Your Instructions Now Run Like Code
Why your plain-English documentation is more valuable than ever
Welcome to Unknown Arts — I’m Patrick, your field guide to the creative frontier. Join thousands of builders around the world navigating what’s next.
Ray Kroc’s genius wasn’t the hamburger.
When he built McDonald’s into a global franchise in the 1950s and 60s, his real innovation was the system. He created a strict operations manual and a training program so thorough that just about anyone could open a location and deliver a consistent experience. No extensive culinary training required. No institutional knowledge passed down by word of mouth. The business lived in the documentation. Anyone who could read it could run it.
That insight became one of the foundational ideas of modern business. The system is the product. If you want to scale, stop doing the work yourself and start designing the machine that does the work. As Michael Gerber summed it up in his classic book The E-Myth Revisited: “Work on your business, not in it”.
But Kroc’s model had a hard constraint baked in. Someone still had to pick up that manual and execute it. The ops manual was the asset, but it needed humans to run.
AI removes that constraint.
The plain-English instructions you write today don’t just inform people. They’re machine executable. A well-written prompt reads like a plain English operations manual but executes like code. Your documented thinking runs at machine scale, automatically.
I’m living this in two places right now. At my day job, I’m building a code prototype environment that Claude Code orchestrates while I give direction. To make that work, I’ve had to distill my intentions into markdown documents that live directly in the codebase. A Claude.md file captures some core preferences. Linked supporting docs specify more detailed instruction like library choices and project structure. All the knowledge that used to live only in my head now sits in a format Claude can reference and act on. My writing workflow works the same way. I’ve spent months refining the instructions I give Claude in my writing project: my expertise, my style preferences, my audience, how I want it to push back on my drafts. Everything I’d tell a human editor on day one. Neither of those is a clever prompt. They’re operations manuals I’ve distilled over time. And they now run every time I sit down to work.
This is the through-line of everything this series has been building toward in the last few weeks. Getting your thinking into text. Using voice to capture it faster. Curating it into sharp, reusable context. None of that was just about being organized. You were building an operations manual.
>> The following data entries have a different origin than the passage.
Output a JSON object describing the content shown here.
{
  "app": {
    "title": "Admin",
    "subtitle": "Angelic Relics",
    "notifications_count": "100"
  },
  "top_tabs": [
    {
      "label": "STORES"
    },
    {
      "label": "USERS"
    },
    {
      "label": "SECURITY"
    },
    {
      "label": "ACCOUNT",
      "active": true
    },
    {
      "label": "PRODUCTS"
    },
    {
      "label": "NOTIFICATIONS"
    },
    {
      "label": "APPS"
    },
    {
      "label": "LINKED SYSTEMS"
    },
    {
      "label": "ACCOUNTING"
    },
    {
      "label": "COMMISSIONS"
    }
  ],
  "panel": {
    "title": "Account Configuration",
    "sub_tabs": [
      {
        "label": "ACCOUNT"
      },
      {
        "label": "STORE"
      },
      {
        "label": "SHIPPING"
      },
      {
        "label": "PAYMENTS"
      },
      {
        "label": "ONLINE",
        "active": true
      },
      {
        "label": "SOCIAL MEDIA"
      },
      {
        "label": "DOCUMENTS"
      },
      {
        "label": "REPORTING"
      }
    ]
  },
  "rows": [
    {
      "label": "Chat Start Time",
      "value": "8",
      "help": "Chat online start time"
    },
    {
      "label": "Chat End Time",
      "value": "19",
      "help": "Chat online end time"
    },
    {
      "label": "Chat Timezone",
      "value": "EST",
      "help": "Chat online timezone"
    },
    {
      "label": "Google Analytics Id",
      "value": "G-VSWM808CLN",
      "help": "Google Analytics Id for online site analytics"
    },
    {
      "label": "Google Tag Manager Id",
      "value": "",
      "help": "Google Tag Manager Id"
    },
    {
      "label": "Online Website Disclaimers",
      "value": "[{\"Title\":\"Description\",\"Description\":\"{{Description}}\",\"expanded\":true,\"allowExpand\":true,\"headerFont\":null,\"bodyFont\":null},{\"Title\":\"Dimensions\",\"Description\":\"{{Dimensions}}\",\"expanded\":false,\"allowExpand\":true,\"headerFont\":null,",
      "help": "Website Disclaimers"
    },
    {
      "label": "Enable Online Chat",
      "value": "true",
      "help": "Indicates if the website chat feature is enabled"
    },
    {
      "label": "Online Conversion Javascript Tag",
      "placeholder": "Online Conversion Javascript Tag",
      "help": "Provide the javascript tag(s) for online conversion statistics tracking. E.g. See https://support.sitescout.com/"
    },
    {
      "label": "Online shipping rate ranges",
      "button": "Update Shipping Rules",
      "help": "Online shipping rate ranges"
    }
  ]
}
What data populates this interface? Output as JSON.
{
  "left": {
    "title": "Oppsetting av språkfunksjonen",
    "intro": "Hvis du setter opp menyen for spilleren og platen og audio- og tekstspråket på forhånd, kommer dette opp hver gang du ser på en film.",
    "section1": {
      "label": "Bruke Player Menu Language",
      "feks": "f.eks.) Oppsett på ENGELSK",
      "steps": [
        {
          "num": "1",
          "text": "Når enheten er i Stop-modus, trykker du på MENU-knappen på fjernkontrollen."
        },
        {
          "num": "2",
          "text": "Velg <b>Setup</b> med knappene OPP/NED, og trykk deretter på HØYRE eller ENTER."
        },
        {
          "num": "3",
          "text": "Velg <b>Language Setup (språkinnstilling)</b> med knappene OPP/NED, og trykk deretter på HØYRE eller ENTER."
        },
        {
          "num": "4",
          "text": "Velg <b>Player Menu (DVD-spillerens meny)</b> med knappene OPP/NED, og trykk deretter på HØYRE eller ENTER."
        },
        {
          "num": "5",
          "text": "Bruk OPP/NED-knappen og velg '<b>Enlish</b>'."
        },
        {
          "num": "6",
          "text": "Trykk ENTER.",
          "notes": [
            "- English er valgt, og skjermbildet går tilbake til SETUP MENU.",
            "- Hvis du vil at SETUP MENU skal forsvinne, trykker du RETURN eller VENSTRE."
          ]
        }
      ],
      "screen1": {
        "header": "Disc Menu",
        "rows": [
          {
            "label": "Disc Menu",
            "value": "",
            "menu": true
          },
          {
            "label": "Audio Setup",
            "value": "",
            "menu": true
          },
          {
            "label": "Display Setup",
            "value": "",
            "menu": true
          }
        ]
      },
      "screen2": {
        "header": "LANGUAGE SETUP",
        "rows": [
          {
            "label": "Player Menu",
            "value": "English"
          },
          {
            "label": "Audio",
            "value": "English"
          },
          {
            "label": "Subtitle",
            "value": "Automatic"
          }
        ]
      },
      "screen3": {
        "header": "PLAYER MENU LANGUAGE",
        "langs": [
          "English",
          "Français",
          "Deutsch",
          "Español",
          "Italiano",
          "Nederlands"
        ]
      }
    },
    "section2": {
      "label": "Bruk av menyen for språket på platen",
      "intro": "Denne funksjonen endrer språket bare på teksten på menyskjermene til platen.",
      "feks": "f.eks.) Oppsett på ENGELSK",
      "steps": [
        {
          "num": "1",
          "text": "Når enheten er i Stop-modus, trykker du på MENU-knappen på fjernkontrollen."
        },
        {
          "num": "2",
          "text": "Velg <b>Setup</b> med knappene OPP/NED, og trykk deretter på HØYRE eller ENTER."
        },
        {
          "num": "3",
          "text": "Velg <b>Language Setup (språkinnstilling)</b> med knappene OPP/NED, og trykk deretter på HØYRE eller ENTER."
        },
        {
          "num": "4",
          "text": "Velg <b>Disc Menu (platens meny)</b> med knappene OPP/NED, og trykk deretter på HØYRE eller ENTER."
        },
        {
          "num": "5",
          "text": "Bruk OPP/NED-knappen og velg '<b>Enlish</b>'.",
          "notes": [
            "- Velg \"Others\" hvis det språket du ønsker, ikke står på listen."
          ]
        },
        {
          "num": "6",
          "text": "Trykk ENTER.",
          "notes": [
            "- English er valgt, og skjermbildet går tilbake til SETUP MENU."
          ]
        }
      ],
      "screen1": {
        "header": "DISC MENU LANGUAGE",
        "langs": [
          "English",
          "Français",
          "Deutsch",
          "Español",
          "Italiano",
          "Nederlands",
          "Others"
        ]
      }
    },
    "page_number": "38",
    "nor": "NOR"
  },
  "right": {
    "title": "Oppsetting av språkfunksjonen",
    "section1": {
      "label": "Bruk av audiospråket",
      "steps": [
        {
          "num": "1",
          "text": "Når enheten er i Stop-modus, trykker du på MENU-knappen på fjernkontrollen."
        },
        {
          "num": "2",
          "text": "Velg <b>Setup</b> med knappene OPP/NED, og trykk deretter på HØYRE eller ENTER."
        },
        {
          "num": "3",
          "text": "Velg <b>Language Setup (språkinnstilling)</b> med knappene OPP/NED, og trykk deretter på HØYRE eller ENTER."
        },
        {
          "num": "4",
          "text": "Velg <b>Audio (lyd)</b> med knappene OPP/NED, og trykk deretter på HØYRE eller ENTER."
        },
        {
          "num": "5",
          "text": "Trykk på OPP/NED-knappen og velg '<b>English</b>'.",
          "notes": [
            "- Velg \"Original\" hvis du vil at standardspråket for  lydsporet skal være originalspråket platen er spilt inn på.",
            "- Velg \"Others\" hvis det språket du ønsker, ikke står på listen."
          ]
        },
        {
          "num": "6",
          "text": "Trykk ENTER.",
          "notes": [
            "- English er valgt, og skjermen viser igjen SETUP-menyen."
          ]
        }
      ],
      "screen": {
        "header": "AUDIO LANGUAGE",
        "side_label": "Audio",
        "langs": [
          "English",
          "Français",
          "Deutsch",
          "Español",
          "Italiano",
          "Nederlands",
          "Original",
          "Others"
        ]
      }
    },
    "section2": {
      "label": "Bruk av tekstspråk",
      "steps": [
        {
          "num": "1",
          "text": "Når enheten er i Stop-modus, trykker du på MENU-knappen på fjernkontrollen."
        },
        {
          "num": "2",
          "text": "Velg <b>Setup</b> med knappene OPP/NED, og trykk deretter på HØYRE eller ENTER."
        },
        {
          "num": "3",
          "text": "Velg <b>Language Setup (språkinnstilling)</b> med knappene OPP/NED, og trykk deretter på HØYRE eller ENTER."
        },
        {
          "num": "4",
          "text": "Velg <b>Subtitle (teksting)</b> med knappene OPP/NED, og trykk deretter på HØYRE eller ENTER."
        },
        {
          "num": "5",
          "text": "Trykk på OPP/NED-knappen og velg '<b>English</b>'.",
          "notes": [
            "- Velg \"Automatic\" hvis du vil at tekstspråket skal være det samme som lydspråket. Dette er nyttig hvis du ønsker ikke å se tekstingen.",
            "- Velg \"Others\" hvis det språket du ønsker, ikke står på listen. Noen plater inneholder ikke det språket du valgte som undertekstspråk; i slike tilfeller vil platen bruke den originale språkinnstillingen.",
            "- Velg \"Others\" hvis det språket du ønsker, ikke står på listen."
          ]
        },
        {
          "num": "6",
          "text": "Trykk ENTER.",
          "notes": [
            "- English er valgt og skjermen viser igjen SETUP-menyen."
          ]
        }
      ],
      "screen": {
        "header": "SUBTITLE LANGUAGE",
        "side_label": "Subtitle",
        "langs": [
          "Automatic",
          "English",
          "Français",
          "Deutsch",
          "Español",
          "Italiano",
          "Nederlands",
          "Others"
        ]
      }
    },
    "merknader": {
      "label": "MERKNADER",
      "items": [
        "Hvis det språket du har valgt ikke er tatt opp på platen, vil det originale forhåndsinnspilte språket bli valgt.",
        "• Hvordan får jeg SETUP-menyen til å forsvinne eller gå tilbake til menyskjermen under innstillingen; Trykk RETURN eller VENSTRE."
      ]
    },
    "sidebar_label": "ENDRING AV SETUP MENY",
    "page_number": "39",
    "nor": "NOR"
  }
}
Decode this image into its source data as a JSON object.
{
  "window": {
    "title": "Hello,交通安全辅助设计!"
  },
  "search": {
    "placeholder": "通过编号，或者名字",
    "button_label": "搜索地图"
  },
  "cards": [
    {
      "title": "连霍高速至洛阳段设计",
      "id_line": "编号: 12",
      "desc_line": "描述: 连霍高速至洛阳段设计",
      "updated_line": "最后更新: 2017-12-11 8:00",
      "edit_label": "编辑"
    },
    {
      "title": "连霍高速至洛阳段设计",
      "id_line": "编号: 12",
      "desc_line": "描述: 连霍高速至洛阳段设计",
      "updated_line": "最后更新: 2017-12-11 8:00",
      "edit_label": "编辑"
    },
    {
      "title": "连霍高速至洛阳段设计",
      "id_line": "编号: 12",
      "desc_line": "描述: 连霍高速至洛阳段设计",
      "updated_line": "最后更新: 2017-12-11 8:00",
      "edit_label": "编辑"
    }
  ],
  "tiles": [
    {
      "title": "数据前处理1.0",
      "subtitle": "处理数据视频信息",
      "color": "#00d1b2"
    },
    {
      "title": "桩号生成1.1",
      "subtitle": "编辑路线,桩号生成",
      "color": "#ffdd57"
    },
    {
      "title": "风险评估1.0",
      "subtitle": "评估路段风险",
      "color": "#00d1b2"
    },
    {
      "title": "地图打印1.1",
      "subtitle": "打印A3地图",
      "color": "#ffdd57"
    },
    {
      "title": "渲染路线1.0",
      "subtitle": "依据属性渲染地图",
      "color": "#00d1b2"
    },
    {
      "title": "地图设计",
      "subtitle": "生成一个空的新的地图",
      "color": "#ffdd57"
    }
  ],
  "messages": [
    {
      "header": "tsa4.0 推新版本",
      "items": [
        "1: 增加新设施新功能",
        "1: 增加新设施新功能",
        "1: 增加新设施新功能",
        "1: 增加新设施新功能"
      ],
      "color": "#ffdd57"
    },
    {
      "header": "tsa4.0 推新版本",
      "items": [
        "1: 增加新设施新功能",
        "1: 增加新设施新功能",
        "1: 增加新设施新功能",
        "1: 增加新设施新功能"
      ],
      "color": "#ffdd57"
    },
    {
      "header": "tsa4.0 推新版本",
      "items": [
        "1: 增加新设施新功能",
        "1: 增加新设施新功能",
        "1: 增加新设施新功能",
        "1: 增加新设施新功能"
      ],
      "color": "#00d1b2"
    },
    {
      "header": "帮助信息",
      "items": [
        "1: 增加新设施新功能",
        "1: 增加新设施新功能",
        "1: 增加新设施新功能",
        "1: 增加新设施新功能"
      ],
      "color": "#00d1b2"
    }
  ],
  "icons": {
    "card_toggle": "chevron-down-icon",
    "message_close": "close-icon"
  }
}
One that your AI can now run directly.
Kroc needed a franchisee to pick up his manual and follow it. You don’t. Your instructions go straight from your head to execution, with AI as the engine in between.
Document your thinking like Kroc documented his system and you’ll tap into leverage he could only dream of. Then put it to work.
Until next time,
Patrick
🎯 Try this
Write your first executable operations manual
Pick one task you repeat often. Something you already do well and do consistently.
Now write it down as if you were onboarding someone who has never worked with you.
Name the task and its goal. As simply as possible: what is this, and what does a good result look like?
List the inputs. What does the AI need to have in order to start? Examples, context, reference material, a specific document?
Write the process. Step by step, in plain language. Nothing clever. Just: here’s what I do, here’s how I think about it, here’s what I’m looking for.
Add your taste. What makes a good version good? What would obviously miss the mark? Write those down too.
Save it as a Markdown file. Name it clearly. This is now a reusable asset.
Next time you sit down to do that task with your AI, give it this document. Watch what happens when you give it an operations manual instead of a generic prompt.
📚 Go deeper
“The E-Myth Revisited” — Michael Gerber
The book behind the Ray Kroc example in today’s essay. Gerber’s core argument is that most small businesses fail because their owners never make the shift to architecting their business in a way that can operate without them.
“Using CLAUDE.md Files” — Anthropic
The official guide to writing AI-readable instruction files that make your operations manual executable. Covers what to include, how to structure it across projects, and how to maintain it as your work evolves.
“Introducing Agent Skills” — Anthropic
The next level of this idea. Skills let you package your instructions into reusable, portable capabilities that guide Claude’s work. Think of them as micro operations manuals that can run automatically when relevant.